Les armes n'ont rien d'un patrimoine culturel
Ceux qui persistent à défendre 'l'identité et la culture du pays' après de pareils actes sont coupables, écrit Zeit Online :
«Oui, le droit des citoyennes et des citoyens à porter une arme est garanti par la Constitution des Etats-Unis. Or cette Constitution a été rédigée en 1787, dans une autre Amérique. ... Les Etats-Unis ne perdraient pas leur identité s'ils reconnaissaient enfin que les armes ne constituent pas pour le citoyen lambda un bien culturel qu'il faut défendre à tout prix. Un seul amendement de la Constitution ne saurait définir un pays, son histoire et son identité. 'Life, liberty and the pursuit of happiness' est une composante autrement plus importante de l'ADN des Etats-Unis. La poursuite du bonheur. Personne n'a jamais atteint le bonheur une arme à la main. Il faut enfin que les Etats-Unis le comprennent, faute de quoi le cauchemar ne finira jamais.»
Le règne de la peur
Une politique de la peur est à l'origine du culte voué aux armes, explique l'historien des religions Massimo Faggioli dans Huffington Post Italia :
«Dans la très chrétienne Amérique, le culte des armes a contribué à une déchristianisation et a propagé un sentiment d'insécurité dans lequel tout le monde voit autrui comme une menace. Dans cette insécurité ambiante, l'arme a le statut d'idole devant laquelle doivent se prosterner tous ceux qui occupent des positions de direction (dans les milieux politique, économique et religieux). … Les instances morales, les institutions politiques et religieuses et même l'Eglise catholique 'made in USA' sont compromises. Elles se taisent et acceptent le tribut sanguinaire exigé par les armes quotidiennement.»
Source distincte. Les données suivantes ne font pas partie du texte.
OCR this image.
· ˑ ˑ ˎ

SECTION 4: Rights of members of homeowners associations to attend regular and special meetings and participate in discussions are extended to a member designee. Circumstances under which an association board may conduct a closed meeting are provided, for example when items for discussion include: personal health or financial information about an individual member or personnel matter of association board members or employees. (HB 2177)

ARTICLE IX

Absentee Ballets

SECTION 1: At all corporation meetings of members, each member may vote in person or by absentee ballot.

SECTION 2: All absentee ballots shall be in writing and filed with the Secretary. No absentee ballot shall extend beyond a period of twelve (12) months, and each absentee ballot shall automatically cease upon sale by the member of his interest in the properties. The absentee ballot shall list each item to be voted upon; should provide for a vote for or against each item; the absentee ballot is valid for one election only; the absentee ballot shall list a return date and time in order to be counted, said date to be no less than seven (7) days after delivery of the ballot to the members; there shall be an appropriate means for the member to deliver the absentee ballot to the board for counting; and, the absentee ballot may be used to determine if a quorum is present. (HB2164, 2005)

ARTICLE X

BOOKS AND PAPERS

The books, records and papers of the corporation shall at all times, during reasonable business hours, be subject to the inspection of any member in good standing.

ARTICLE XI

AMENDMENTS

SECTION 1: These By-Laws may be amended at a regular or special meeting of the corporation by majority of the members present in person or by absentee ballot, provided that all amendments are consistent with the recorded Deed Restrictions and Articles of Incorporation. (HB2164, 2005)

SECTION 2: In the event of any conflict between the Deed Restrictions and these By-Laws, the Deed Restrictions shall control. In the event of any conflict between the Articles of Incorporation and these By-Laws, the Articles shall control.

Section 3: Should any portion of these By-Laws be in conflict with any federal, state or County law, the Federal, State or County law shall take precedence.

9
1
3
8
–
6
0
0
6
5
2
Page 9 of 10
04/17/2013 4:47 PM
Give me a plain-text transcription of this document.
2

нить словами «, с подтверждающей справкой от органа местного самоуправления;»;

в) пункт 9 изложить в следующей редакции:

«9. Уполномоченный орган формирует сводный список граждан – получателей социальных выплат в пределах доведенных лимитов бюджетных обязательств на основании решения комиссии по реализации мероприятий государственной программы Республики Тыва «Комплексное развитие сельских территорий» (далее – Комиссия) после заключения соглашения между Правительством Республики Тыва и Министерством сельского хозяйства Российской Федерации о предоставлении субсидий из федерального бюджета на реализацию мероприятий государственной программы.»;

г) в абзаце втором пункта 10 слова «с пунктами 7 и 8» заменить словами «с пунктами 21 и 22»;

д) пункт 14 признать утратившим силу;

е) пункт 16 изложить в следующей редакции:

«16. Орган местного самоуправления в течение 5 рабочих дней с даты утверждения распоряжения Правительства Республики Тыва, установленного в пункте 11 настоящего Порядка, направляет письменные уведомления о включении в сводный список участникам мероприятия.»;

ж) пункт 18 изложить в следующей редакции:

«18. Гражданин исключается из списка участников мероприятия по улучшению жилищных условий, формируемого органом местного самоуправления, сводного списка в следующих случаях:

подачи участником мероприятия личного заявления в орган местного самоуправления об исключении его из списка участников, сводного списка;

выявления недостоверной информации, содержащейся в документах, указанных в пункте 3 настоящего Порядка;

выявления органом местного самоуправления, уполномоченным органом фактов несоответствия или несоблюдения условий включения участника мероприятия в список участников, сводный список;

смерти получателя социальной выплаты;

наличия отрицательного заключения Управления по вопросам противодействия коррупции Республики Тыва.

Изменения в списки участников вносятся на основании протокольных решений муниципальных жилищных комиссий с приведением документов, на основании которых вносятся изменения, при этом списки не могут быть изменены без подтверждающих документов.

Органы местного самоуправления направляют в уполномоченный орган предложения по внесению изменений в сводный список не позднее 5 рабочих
Nos politiques sont des imbéciles
Denik, pour sa part, s'insurge contre un projet de loi visant à faciliter le port d'armes en Tchéquie :
«Le lendemain d'un tel évènement, la question de réviser la loi américaine sur les armes est invariablement remise sur le tapis, mais jamais rien ne change. Le troisième jour, le compte à rebours macabre reprend. ... Pendant ce temps, dans notre pays, d'éminentes personnalités politiques se font photographier portant des mitrailleuses en train d'essayer de convaincre les gens qu'il est bon d'avoir une arme chez soi pour protéger sa maison. Rappelons ici que la seule logique qui ait fait ses preuves est la suivante : plus d'armes entraînent davantage de morts. Restreindre le port d'armes signifie réduire les tragédies. Affirmer le contraire, c'est mentir. Par ignorance, ou intentionnellement.»